The modern journey down the historic waterway of the Bosporus is rather
less eventful but still memorable. The traffic for big ships is one way. As you
drive from the Istanbul airport along the Sea of Marmora there are scores of
ship lying at anchor almost as far as the eye can see, waiting their turn to
transit. Once the metaphorical lights change they process their way through and
head east – the majority being tankers in ballast on their way to the Caspian
Sea pipeline terminals that provide much of Europe’s oil. As an aside, the time
taken to extract the oil that has lain for millions of years below the Caspian,
pipe it to the Black Sea, tanker it to the Adriatic, pipe it to a refinery in
Bavaria and put the resulting petrol into a BMW in Munich is twenty-two days.
For obvious reasons you give these behemoths a wide berth, favouring the
European shore where the current is less fierce.
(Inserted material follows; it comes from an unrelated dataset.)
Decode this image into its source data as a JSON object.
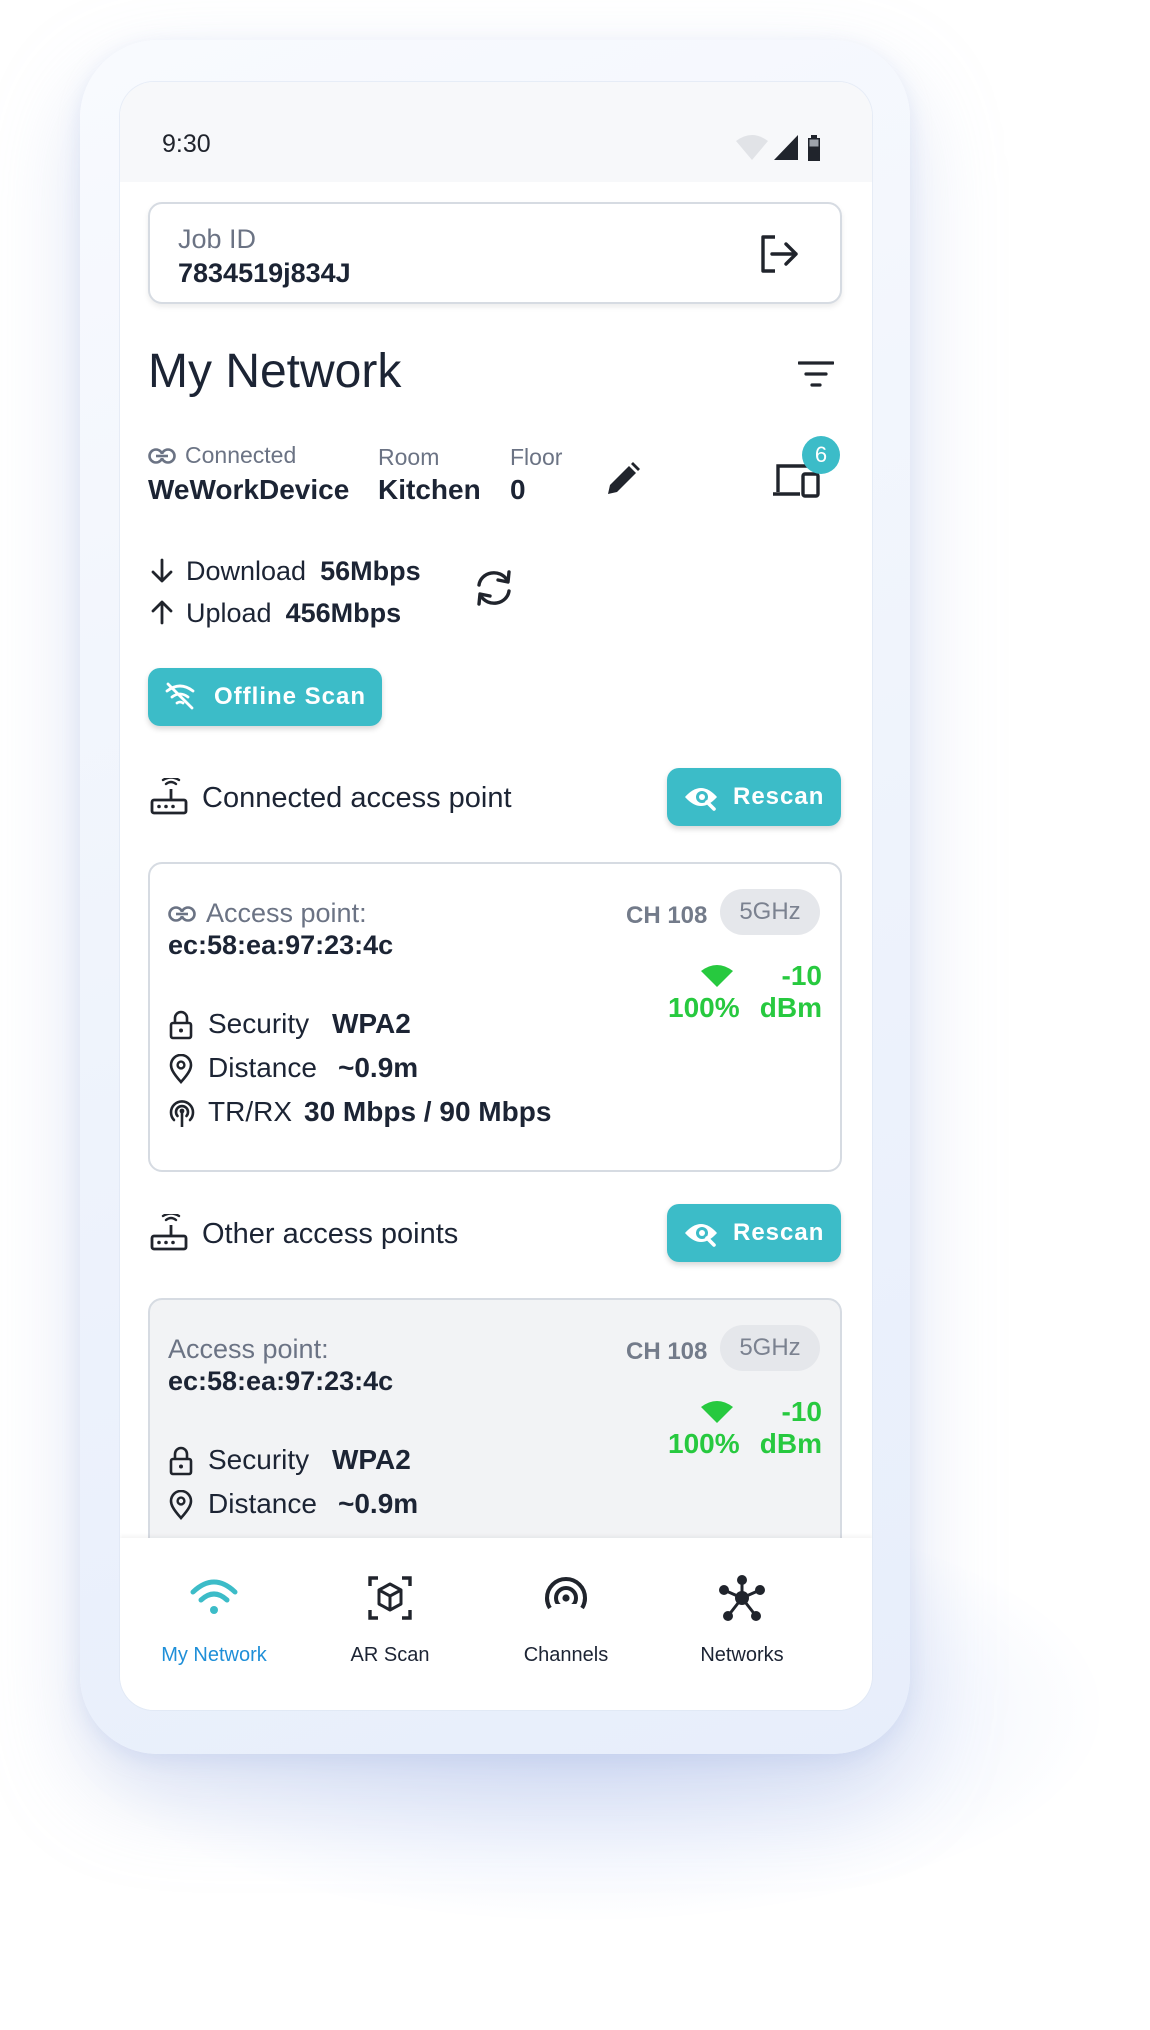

The surface current flows from
the Black Sea towards the Sea of Marmara but there is also a strong current at
the bottom flowing the other way. In the days before engines, fishermen in the
Bosporus – and maybe Jason on his way to Colchis – used to sling a net of
stones on a rope over the side and be dragged against the surface current.
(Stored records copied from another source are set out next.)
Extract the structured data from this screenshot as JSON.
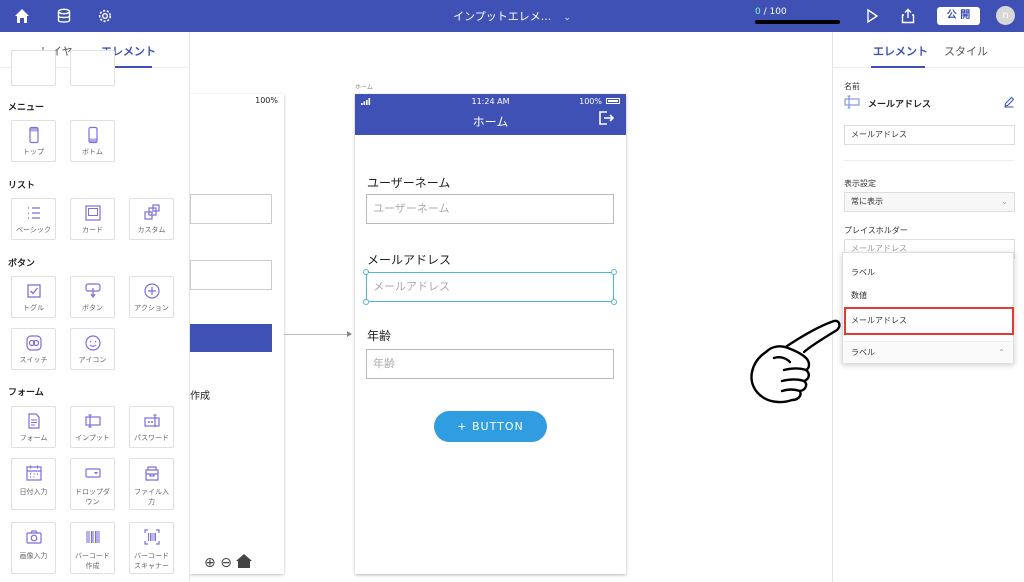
{
  "topbar": {
    "title": "インプットエレメ...",
    "title_chevron": "⌄",
    "progress_current": "0",
    "progress_total": "/ 100",
    "publish_label": "公 開",
    "avatar_initial": "n",
    "icons": [
      "home-icon",
      "database-icon",
      "gear-icon",
      "play-icon",
      "share-icon"
    ],
    "colors": {
      "bar": "#3f51b5",
      "progress_value": "#7CFFB2"
    }
  },
  "left_panel": {
    "tabs": [
      "レイヤー",
      "エレメント"
    ],
    "active_tab": "エレメント",
    "sections": {
      "menu": "メニュー",
      "list": "リスト",
      "button": "ボタン",
      "form": "フォーム"
    },
    "tiles": {
      "top": "トップ",
      "bottom": "ボトム",
      "basic": "ベーシック",
      "card": "カード",
      "custom": "カスタム",
      "toggle": "トグル",
      "button": "ボタン",
      "action": "アクション",
      "switch": "スイッチ",
      "icon": "アイコン",
      "form": "フォーム",
      "input": "インプット",
      "password": "パスワード",
      "date": "日付入力",
      "dropdown_1": "ドロップダ",
      "dropdown_2": "ウン",
      "file_1": "ファイル入",
      "file_2": "力",
      "image": "画像入力",
      "barcode_make_1": "バーコード",
      "barcode_make_2": "作成",
      "barcode_scan_1": "バーコード",
      "barcode_scan_2": "スキャナー"
    }
  },
  "canvas": {
    "left_phone": {
      "battery": "100%",
      "partial_text": "作成"
    },
    "screen_name": "ホーム",
    "phone": {
      "time": "11:24 AM",
      "battery": "100%",
      "title": "ホーム",
      "fields": [
        {
          "label": "ユーザーネーム",
          "placeholder": "ユーザーネーム"
        },
        {
          "label": "メールアドレス",
          "placeholder": "メールアドレス"
        },
        {
          "label": "年齢",
          "placeholder": "年齢"
        }
      ],
      "button_label": "+   BUTTON"
    }
  },
  "right_panel": {
    "tabs": [
      "エレメント",
      "スタイル"
    ],
    "active_tab": "エレメント",
    "name_label": "名前",
    "element_name": "メールアドレス",
    "name_input": "メールアドレス",
    "display_label": "表示設定",
    "display_value": "常に表示",
    "placeholder_label": "プレイスホルダー",
    "placeholder_value": "メールアドレス",
    "dropdown": {
      "options": [
        "ラベル",
        "数値",
        "メールアドレス"
      ],
      "highlighted": "メールアドレス",
      "current": "ラベル",
      "highlight_color": "#e53935"
    }
  }
}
The Bosporus is in some ways a sketch of modern Turkey. Old, decaying
wooden yalis - though many less of them now - sit alongside the new weekend
retreats of wealthy Istambulis. Fishing boats line the quays of harbours that
also contain marinas filled with the plastic pleasure craft of the rich. The Second
Bosporus Bridge overshadows the fortress built by Mehemet the Conqueror in an
astonishing four months as a prelude to the final assault on Constantinople in
1453. The fort was then known as The Throat Cutter as it cut off beleaguered
Byzantium from the Black Sea. And finally, as the Bosporus opens out and you
feel the swell of the five hundred mile stretch of seawater ahead under the
yacht’s keel, there is a new bridge under construction that frames the location
of the catastrophic cataract of eight millennia ago. In the small fishing town
that overlooks the straight, under the flashing of an Ottoman lighthouse, there
is also the traditional Turkey: no alcohol for sale and no women amongst the
evening gatherings in the town square.